Dralie asked quietly, “You truly don’t hold me responsible?”

I logged into my emails out of habit, but one immediately caught my eye.

Adam.

It read: “I’ve found the bastard who hacked me and got him back. If you want the details, call me.”

I smiled. “I don’t blame you at all. Tomorrow’s another day, Dralie, and once we’ve got all our cards on the table, everything is going to be fine.”

Banging woke me up. With bleary eyes, I checked the clock on the wall to see it was midday. I’d had a good few hours’ sleep, and if whoever was banging would fucking stop, I could go back to sleep.

I stretched, my arms crossing the side of the bed where my familiar should have been, and woke up properly. The sheets were warm, so she hadn’t been gone long.

Is she the one making all the noise? She’s been acting weird lately, so I wouldn’t put it past her.

As I threw some joggers on, I remembered the flashes of guilt that crept into her expression when she thought I wasn’t looking.

I knew she was keeping secrets from me. She seemed to have forgotten about my special talent of finding things out. But I didn’t address it with her or look into it.

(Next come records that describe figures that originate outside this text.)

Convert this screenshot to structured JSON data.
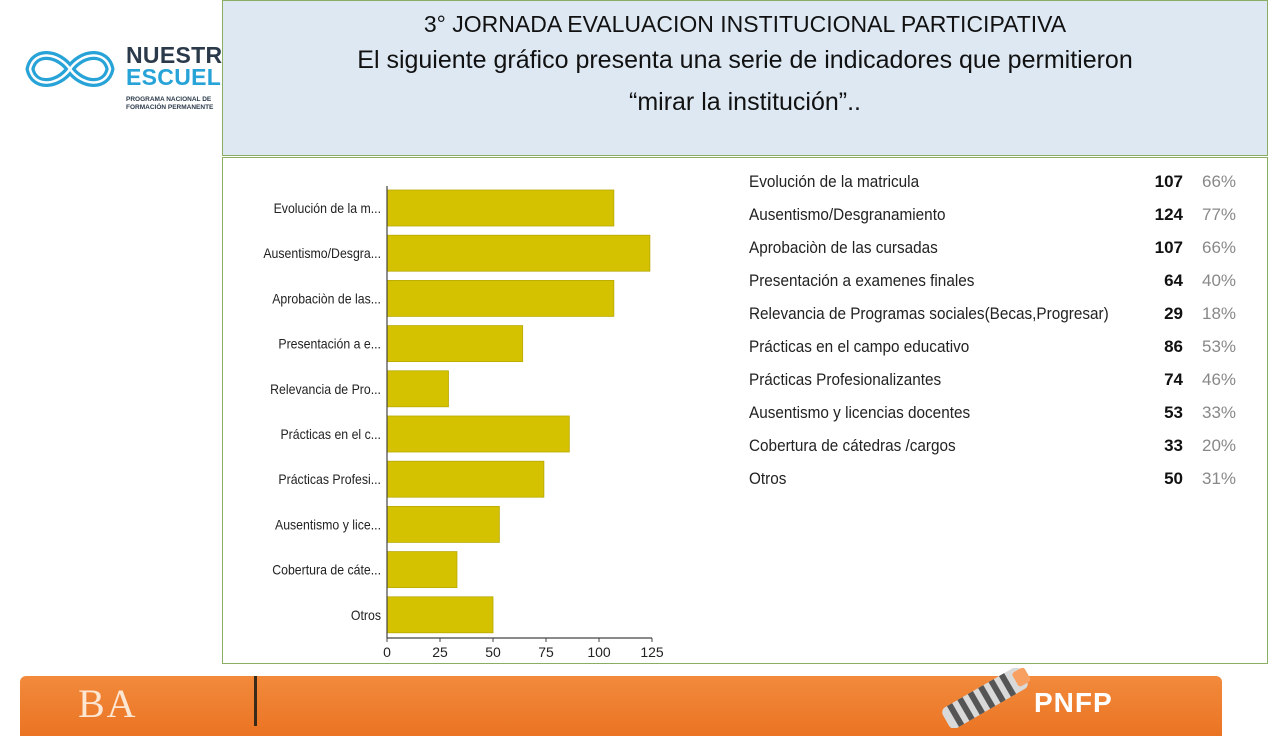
{
  "logo": {
    "word1": "NUESTRA",
    "word2": "ESCUELA",
    "sub1": "PROGRAMA NACIONAL DE",
    "sub2": "FORMACIÓN PERMANENTE"
  },
  "header": {
    "line1": "3° JORNADA EVALUACION INSTITUCIONAL PARTICIPATIVA",
    "line2": "El siguiente gráfico presenta una serie de indicadores que permitieron",
    "line3": "“mirar  la institución”.."
  },
  "colors": {
    "bar": "#d4c200",
    "bar_stroke": "#b8a800",
    "header_bg": "#dde8f3",
    "banner": "#ee7a2a"
  },
  "chart_data": {
    "type": "bar",
    "orientation": "horizontal",
    "categories": [
      "Evolución de la m...",
      "Ausentismo/Desgra...",
      "Aprobaciòn de las...",
      "Presentación a  e...",
      "Relevancia de Pro...",
      "Prácticas en el c...",
      "Prácticas Profesi...",
      "Ausentismo y lice...",
      "Cobertura de cáte...",
      "Otros"
    ],
    "values": [
      107,
      124,
      107,
      64,
      29,
      86,
      74,
      53,
      33,
      50
    ],
    "xlim": [
      0,
      125
    ],
    "xticks": [
      "0",
      "25",
      "50",
      "75",
      "100",
      "125"
    ],
    "grid": false
  },
  "table": {
    "rows": [
      {
        "label": "Evolución de la matricula",
        "count": "107",
        "pct": "66%"
      },
      {
        "label": "Ausentismo/Desgranamiento",
        "count": "124",
        "pct": "77%"
      },
      {
        "label": "Aprobaciòn de las cursadas",
        "count": "107",
        "pct": "66%"
      },
      {
        "label": "Presentación a  examenes finales",
        "count": "64",
        "pct": "40%"
      },
      {
        "label": "Relevancia de Programas sociales(Becas,Progresar)",
        "count": "29",
        "pct": "18%"
      },
      {
        "label": "Prácticas en el campo educativo",
        "count": "86",
        "pct": "53%"
      },
      {
        "label": "Prácticas Profesionalizantes",
        "count": "74",
        "pct": "46%"
      },
      {
        "label": "Ausentismo y licencias docentes",
        "count": "53",
        "pct": "33%"
      },
      {
        "label": "Cobertura de cátedras /cargos",
        "count": "33",
        "pct": "20%"
      },
      {
        "label": "Otros",
        "count": "50",
        "pct": "31%"
      }
    ]
  },
  "banner": {
    "left_text": "BA",
    "right_text": "PNFP",
    "cable_icon": "striped-cable-icon"
  }
}
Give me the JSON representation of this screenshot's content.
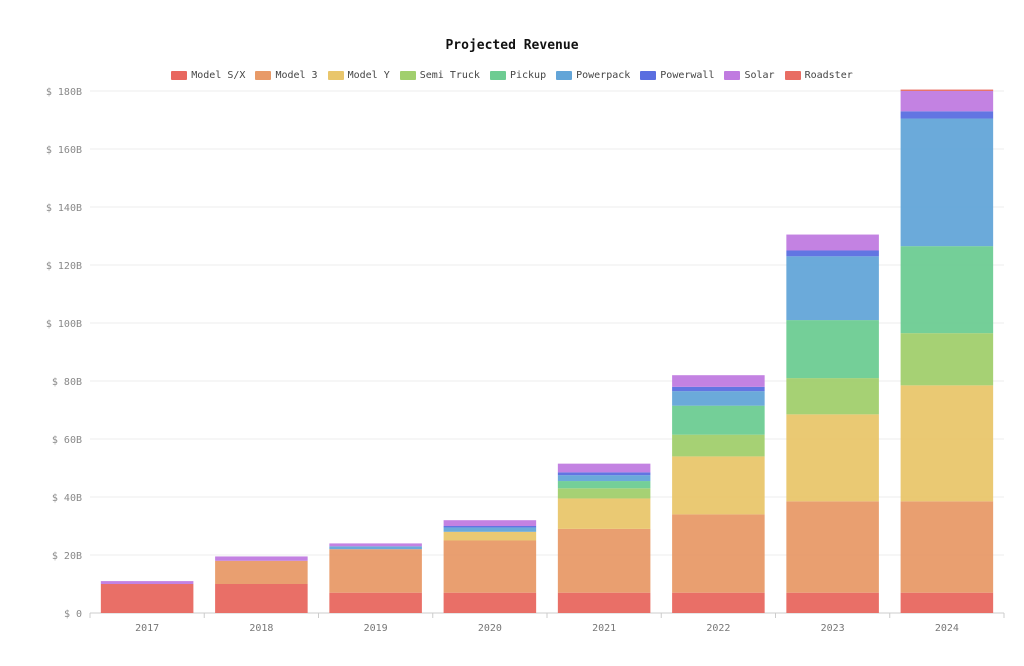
{
  "chart_data": {
    "type": "bar",
    "stacked": true,
    "title": "Projected Revenue",
    "categories": [
      "2017",
      "2018",
      "2019",
      "2020",
      "2021",
      "2022",
      "2023",
      "2024"
    ],
    "y_ticks": [
      "$ 0",
      "$ 20B",
      "$ 40B",
      "$ 60B",
      "$ 80B",
      "$ 100B",
      "$ 120B",
      "$ 140B",
      "$ 160B",
      "$ 180B"
    ],
    "ylim": [
      0,
      180
    ],
    "grid": true,
    "legend_position": "top",
    "series": [
      {
        "name": "Model S/X",
        "color": "#e8675f",
        "values": [
          10,
          10,
          7,
          7,
          7,
          7,
          7,
          7
        ]
      },
      {
        "name": "Model 3",
        "color": "#e89a68",
        "values": [
          0,
          8,
          15,
          18,
          22,
          27,
          31.5,
          31.5
        ]
      },
      {
        "name": "Model Y",
        "color": "#e9c66c",
        "values": [
          0,
          0,
          0,
          3,
          10.5,
          20,
          30,
          40
        ]
      },
      {
        "name": "Semi Truck",
        "color": "#a1cf6d",
        "values": [
          0,
          0,
          0,
          0,
          3.5,
          7.5,
          12.5,
          18
        ]
      },
      {
        "name": "Pickup",
        "color": "#6dcc92",
        "values": [
          0,
          0,
          0,
          0,
          2.5,
          10,
          20,
          30
        ]
      },
      {
        "name": "Powerpack",
        "color": "#63a5d8",
        "values": [
          0,
          0,
          1,
          1.5,
          2,
          5,
          22,
          44
        ]
      },
      {
        "name": "Powerwall",
        "color": "#5a6ee0",
        "values": [
          0,
          0,
          0,
          0.5,
          1,
          1.5,
          2,
          2.5
        ]
      },
      {
        "name": "Solar",
        "color": "#c07be0",
        "values": [
          1,
          1.5,
          1,
          2,
          3,
          4,
          5.5,
          7
        ]
      },
      {
        "name": "Roadster",
        "color": "#e86d63",
        "values": [
          0,
          0,
          0,
          0,
          0,
          0,
          0,
          0.5
        ]
      }
    ]
  }
}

I was glad she was hiding something, because now it meant that she wouldn’t be looking too closely at my face and seeing my secrets. I gave into the distraction she offered because I trusted that she’d confess eventually.

I opened the office door to be met with angry purple eyes narrowed at me. Clawdia had her back to the front door, which shook with the relentless knocking of someone outside.

I groaned and said, “There’s only one person who could make you want to kill me with your eyes.”